Die Anbindung des Ladens an ein Gebäudemanagementsystem wird häufig gefordert und selten über das Wort Integration hinaus spezifiziert. Die beiden Welten haben unterschiedliche Konventionen, und in den Lücken zwischen ihnen liegen die Probleme.
Zunächst lohnt es sich, die Frage zu beantworten, wozu die Integration eigentlich dient, denn die Antwort bestimmt, wie viel davon benötigt wird.
Legen Sie den Zweck fest
Sichtbarkeit und Berichterstattung sind unkompliziert. Die Lastkoordinierung ist ein Steuerungszusammenhang mit Sicherheitsaspekten und verdient deutlich mehr Sorgfalt.
- Nur sichtbar: Der Ladestatus wird neben anderen Gebäudesystemen angezeigt.
- Lastkoordination: Das Gebäudesystem begrenzt die Aufladung, um die Versorgung zu schützen.
- Planung: Die Abrechnung richtet sich nach der Gebäudebelegung oder den Tarifperioden.
- Reporting: Ladeenergie erscheint in den Verbrauchsaufzeichnungen des Gebäudes.
Wer unterliegt der Angebotsbeschränkung?
Wenn das Gebäudesystem die Gebühren begrenzen soll, ist es dafür verantwortlich, den Standort innerhalb seiner Versorgungsgrenzen zu halten, und das Gebührensystem wird untergeordnet. Das ist praktikabel und muss explizit sein.
Wenn beide glauben, die Einschränkung zu bewältigen, wird die Website in dem Moment, in dem es darauf ankommt, von keinem von beiden geschützt. Dies ist das Wichtigste, was bei der Integration geregelt werden muss.
Das Fehlerverhalten muss in beide Richtungen definiert werden
Wenn das Gebäudesystem nicht mehr erreichbar ist, muss der Ladevorgang auf einen sicheren Grenzwert zurückfallen und nicht auf den vollen Ladestrom. Wenn der Ladevorgang nicht mehr möglich ist, darf das Gebäudesystem nicht davon ausgehen, dass die Last verschwunden ist.
Beide Richtungen sind normalerweise in keinem der beiden Systeme angegeben, und das resultierende Verhalten entspricht den Standardeinstellungen.
Nichtübereinstimmung der Zeitskala
Gebäudesysteme arbeiten üblicherweise in Intervallen, die für thermische Prozesse geeignet sind.
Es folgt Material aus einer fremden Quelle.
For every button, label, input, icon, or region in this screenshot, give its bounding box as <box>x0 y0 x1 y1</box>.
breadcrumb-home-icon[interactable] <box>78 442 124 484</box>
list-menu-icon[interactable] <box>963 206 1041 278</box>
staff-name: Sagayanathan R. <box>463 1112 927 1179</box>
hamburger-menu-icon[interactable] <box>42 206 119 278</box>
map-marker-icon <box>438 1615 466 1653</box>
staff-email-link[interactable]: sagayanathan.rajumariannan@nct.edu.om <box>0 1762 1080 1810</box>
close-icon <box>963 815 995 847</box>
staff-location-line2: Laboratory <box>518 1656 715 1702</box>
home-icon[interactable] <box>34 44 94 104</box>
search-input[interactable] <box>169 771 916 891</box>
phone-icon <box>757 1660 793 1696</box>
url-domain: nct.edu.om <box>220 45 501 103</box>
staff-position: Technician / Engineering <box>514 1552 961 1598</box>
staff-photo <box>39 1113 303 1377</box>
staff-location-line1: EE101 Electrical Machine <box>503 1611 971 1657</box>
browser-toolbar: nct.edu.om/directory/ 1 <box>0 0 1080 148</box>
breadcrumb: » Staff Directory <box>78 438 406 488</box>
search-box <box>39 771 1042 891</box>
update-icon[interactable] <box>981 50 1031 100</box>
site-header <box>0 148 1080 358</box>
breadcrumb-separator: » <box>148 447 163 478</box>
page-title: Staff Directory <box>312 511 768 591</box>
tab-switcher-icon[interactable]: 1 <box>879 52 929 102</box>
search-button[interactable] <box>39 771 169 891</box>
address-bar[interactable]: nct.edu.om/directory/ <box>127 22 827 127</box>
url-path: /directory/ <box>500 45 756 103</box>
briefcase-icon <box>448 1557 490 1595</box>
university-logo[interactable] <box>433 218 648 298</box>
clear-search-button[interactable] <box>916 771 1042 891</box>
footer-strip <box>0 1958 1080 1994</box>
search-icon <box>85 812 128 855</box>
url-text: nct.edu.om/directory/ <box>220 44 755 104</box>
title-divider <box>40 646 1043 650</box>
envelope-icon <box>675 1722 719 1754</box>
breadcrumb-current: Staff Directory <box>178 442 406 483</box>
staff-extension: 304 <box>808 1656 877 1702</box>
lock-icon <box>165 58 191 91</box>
Die Ladelast ändert sich viel schneller, und ein Regelkreis, der in einem langsamen Intervall läuft, reagiert auf Bedingungen, die bereits eingetreten sind.
Wenn eine schnelle Reaktion erforderlich ist, sollte das Ladesystem die lokale Steuerung innerhalb eines vom Gebäudesystem langsam festgelegten Budgets übernehmen und nicht direkt vom Gebäudesystem gesteuert werden.
Protokollübersetzung
Gebäudesysteme und Ladeplattformen sprechen selten nativ dasselbe Protokoll, daher existiert irgendwo eine Übersetzungsschicht. Diese Schicht ist eine Komponente mit eigener Verfügbarkeit und eigenen Fehlermodi und benötigt einen Eigentümer.
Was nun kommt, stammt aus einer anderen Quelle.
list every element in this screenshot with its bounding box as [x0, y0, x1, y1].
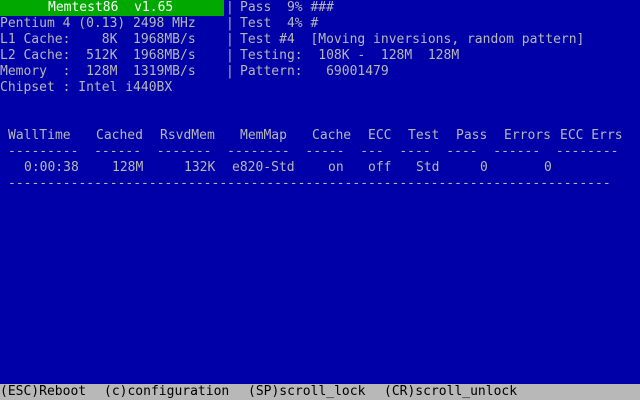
reboot-key[interactable]: (ESC)Reboot: [0, 384, 86, 400]
column-separator: |: [226, 16, 234, 31]
testing-range: Testing: 108K - 128M 128M: [240, 48, 460, 63]
row-ecc: off: [368, 160, 392, 175]
row-walltime: 0:00:38: [24, 160, 79, 175]
row-memmap: e820-Std: [232, 160, 295, 175]
row-cached: 128M: [112, 160, 144, 175]
l2-cache-info: L2 Cache: 512K 1968MB/s: [0, 48, 196, 63]
row-rsvdmem: 132K: [184, 160, 216, 175]
row-errors: 0: [544, 160, 552, 175]
test-progress: Test 4% #: [240, 16, 319, 31]
header-ecc-errs: ECC Errs: [560, 128, 623, 143]
column-separator: |: [226, 48, 234, 63]
header-walltime: WallTime: [8, 128, 71, 143]
app-title: Memtest86 v1.65: [48, 0, 174, 15]
header-ecc: ECC: [368, 128, 392, 143]
table-bottom-divider: ----------------------------------------…: [8, 176, 611, 191]
current-test: Test #4 [Moving inversions, random patte…: [240, 32, 585, 47]
chipset-info: Chipset : Intel i440BX: [0, 80, 173, 95]
column-separator: |: [226, 32, 234, 47]
header-rsvdmem: RsvdMem: [160, 128, 215, 143]
header-memmap: MemMap: [240, 128, 287, 143]
header-test: Test: [408, 128, 440, 143]
column-separator: |: [226, 0, 234, 15]
header-divider: --------- ------ ------- -------- ----- …: [8, 144, 619, 159]
header-cached: Cached: [96, 128, 143, 143]
header-cache: Cache: [312, 128, 352, 143]
test-pattern: Pattern: 69001479: [240, 64, 389, 79]
row-cache: on: [328, 160, 344, 175]
scroll-lock-key[interactable]: (SP)scroll_lock: [248, 384, 365, 400]
l1-cache-info: L1 Cache: 8K 1968MB/s: [0, 32, 196, 47]
cpu-info: Pentium 4 (0.13) 2498 MHz: [0, 16, 196, 31]
pass-progress: Pass 9% ###: [240, 0, 334, 15]
scroll-unlock-key[interactable]: (CR)scroll_unlock: [384, 384, 517, 400]
header-pass: Pass: [456, 128, 488, 143]
row-test: Std: [416, 160, 440, 175]
title-bar: Memtest86 v1.65: [0, 0, 224, 16]
footer-bar: (ESC)Reboot (c)configuration (SP)scroll_…: [0, 384, 640, 400]
configuration-key[interactable]: (c)configuration: [104, 384, 229, 400]
column-separator: |: [226, 64, 234, 79]
header-errors: Errors: [504, 128, 551, 143]
memory-info: Memory : 128M 1319MB/s: [0, 64, 196, 79]
memtest-screen: { "title": "Memtest86 v1.65", "left_info…: [0, 0, 640, 400]
row-pass: 0: [480, 160, 488, 175]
Hier geht auch die Semantik verloren: Ein Status, der eine Sache beim Laden bedeutet, kann auf einen Gebäudealarm übertragen werden, der etwas anderes bedeutet, und so Warnungen erzeugen, auf die niemand reagieren kann.
Alarmdisziplin
Das Laden erzeugt Ereignisse, die beim Laden normal sind und im Gebäudekontext wie Fehler aussehen: ein anhaltendes Fahrzeug, das Ende einer Sitzung, eine kurze Unterbrechung der Verbindung. Sie werden von Gebäudebetreibern ungefiltert durch Züge geleitet, um Ladealarme zu ignorieren.
Die Entscheidung, welche Ereignisse wirklich einen Alarm auf Gebäudeebene rechtfertigen, und die Unterdrückung der übrigen Ereignisse machen die Integration nützlich und nicht störend.